After two years of the Conservatives’ distraction and obfuscation, and 13 years of Liberals breaking promise after promise to reduce pollution, you don’t have to be an environmentalist to want action on the environment -- and fast.
But suddenly instituting a carbon tax is the wrong way to make-up for Liberal and Conservative governments who haven’t done much to move people away from fossil fuels.
Critics of Dion's carbon tax have been clear about why it's the wrong idea right now:
“A carbon tax is less effective than a carbon market at reducing emissions … This is simply bad policy, for the following reasons:
1) A carbon tax is almost always implemented as a direct tax on fossil fuels. Given the current price of these fuels, however, it is difficult to argue that a further price signal will dampen consumption or shift demand.
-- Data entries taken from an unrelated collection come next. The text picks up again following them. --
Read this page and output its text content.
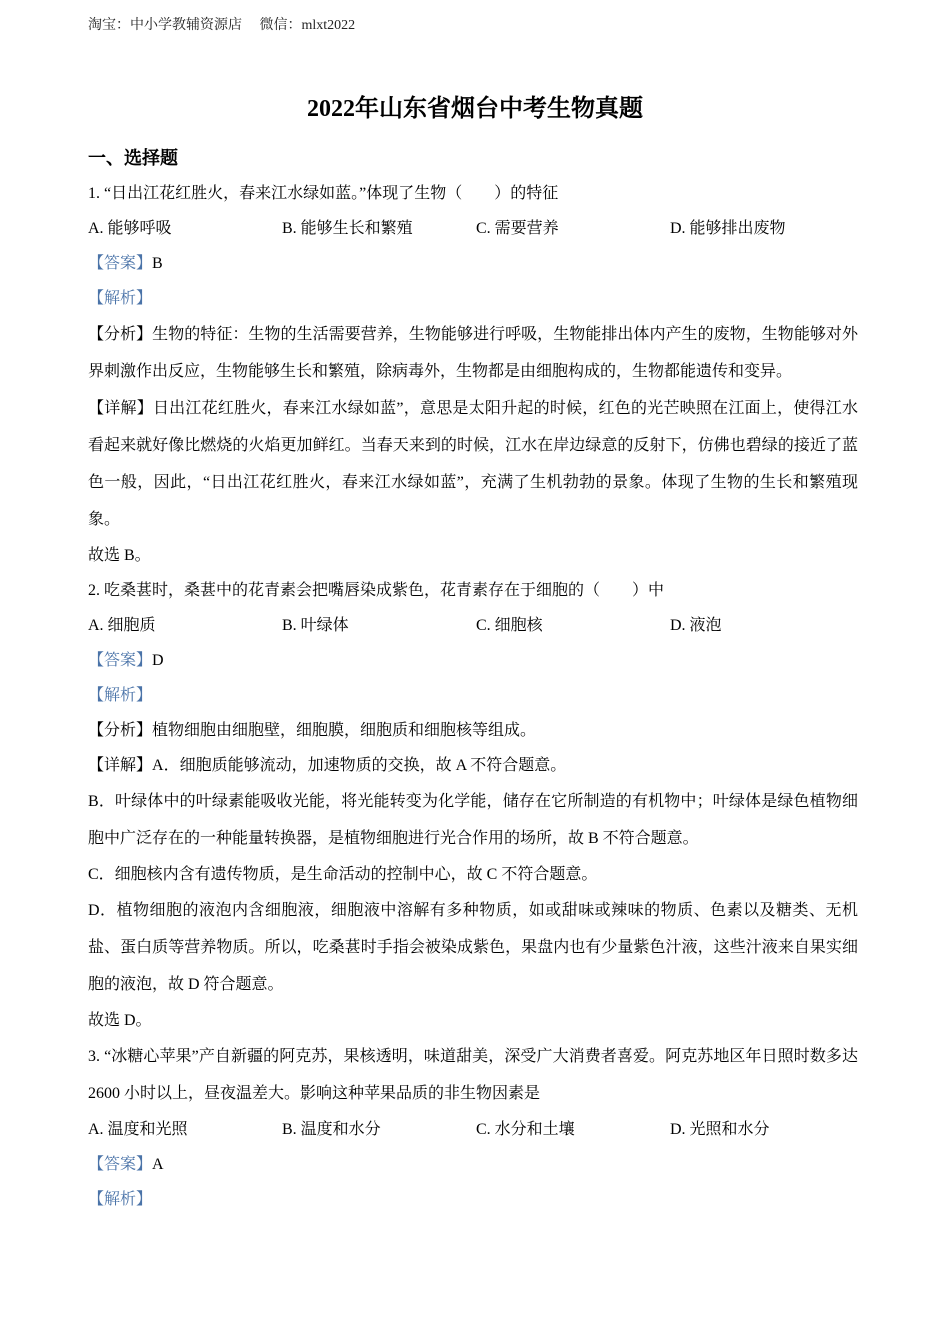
淘宝：中小学教辅资源店 微信：mlxt2022
2022年山东省烟台中考生物真题

一、选择题

1. “日出江花红胜火，春来江水绿如蓝。”体现了生物（　　）的特征

A. 能够呼吸	B. 能够生长和繁殖	C. 需要营养	D. 能够排出废物

【答案】B

【解析】

【分析】生物的特征：生物的生活需要营养，生物能够进行呼吸，生物能排出体内产生的废物，生物能够对外界刺激作出反应，生物能够生长和繁殖，除病毒外，生物都是由细胞构成的，生物都能遗传和变异。

【详解】日出江花红胜火，春来江水绿如蓝”，意思是太阳升起的时候，红色的光芒映照在江面上，使得江水看起来就好像比燃烧的火焰更加鲜红。当春天来到的时候，江水在岸边绿意的反射下，仿佛也碧绿的接近了蓝色一般，因此，“日出江花红胜火，春来江水绿如蓝”，充满了生机勃勃的景象。体现了生物的生长和繁殖现象。

故选 B。

2. 吃桑葚时，桑葚中的花青素会把嘴唇染成紫色，花青素存在于细胞的（　　）中

A. 细胞质	B. 叶绿体	C. 细胞核	D. 液泡

【答案】D

【解析】

【分析】植物细胞由细胞壁，细胞膜，细胞质和细胞核等组成。

【详解】A．细胞质能够流动，加速物质的交换，故 A 不符合题意。

B．叶绿体中的叶绿素能吸收光能，将光能转变为化学能，储存在它所制造的有机物中；叶绿体是绿色植物细胞中广泛存在的一种能量转换器，是植物细胞进行光合作用的场所，故 B 不符合题意。

C．细胞核内含有遗传物质，是生命活动的控制中心，故 C 不符合题意。

D．植物细胞的液泡内含细胞液，细胞液中溶解有多种物质，如或甜味或辣味的物质、色素以及糖类、无机盐、蛋白质等营养物质。所以，吃桑葚时手指会被染成紫色，果盘内也有少量紫色汁液，这些汁液来自果实细胞的液泡，故 D 符合题意。

故选 D。

3. “冰糖心苹果”产自新疆的阿克苏，果核透明，味道甜美，深受广大消费者喜爱。阿克苏地区年日照时数多达 2600 小时以上，昼夜温差大。影响这种苹果品质的非生物因素是

A. 温度和光照	B. 温度和水分	C. 水分和土壤	D. 光照和水分

【答案】A

【解析】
2. A carbon tax is a flat tax – it costs each polluter a fixed amount per tonne of emissions. Such a tax will not inflate with a bull market or recede in times of difficulty. In the energy market, in particular, soaring prices make anything but a prohibitively high tax a mere nuisance for large producers.
3) Finally, and most significantly, valuing reductions in emissions equally across all sectors and industries eliminates the potential benefits to be had by maximizing reductions where the cost is lowest. In a carbon market, those areas that produce the least expensive real reductions will experience the highest level of interest and investment, maximizing the level of reductions per dollar spent.
The critic in this case was Stephane Dion – from his Energy and Climate Change Plan in the Liberal leadership race.
Less than two years ago, Dion promised Liberals that he was against a carbon tax – and fought those (like Ignatieff) who were in favour of one. He won the votes of green Liberals based on that promise. Now he has spun in the other direction to say he now wants a carbon tax. Liberals who voted for Dion were duped.
Dion was right then – a carbon tax is punitive, regressive and imprecise (just ask Warren Kinsella) – and he’s wrong now.
So why has Dion reversed himself? Is he so desperate to show leadership that he’s willing to flip-flop on one of his key leadership planks? Has Ignatieff overpowered Dion on policy matters? Are Liberals fishing for revenues to pay for over-blown campaign promises? Are the polls so bad for Dion that they are desperately grasping at anything to move “Liberals-are-helping-Harper” out of the headlines? Who knows?
But what should really worry people, especially those who desperately want action on the environment, is that if Dion has changed his position so quickly on carbon tax, what’s the next policy plank he’s likely to abandon?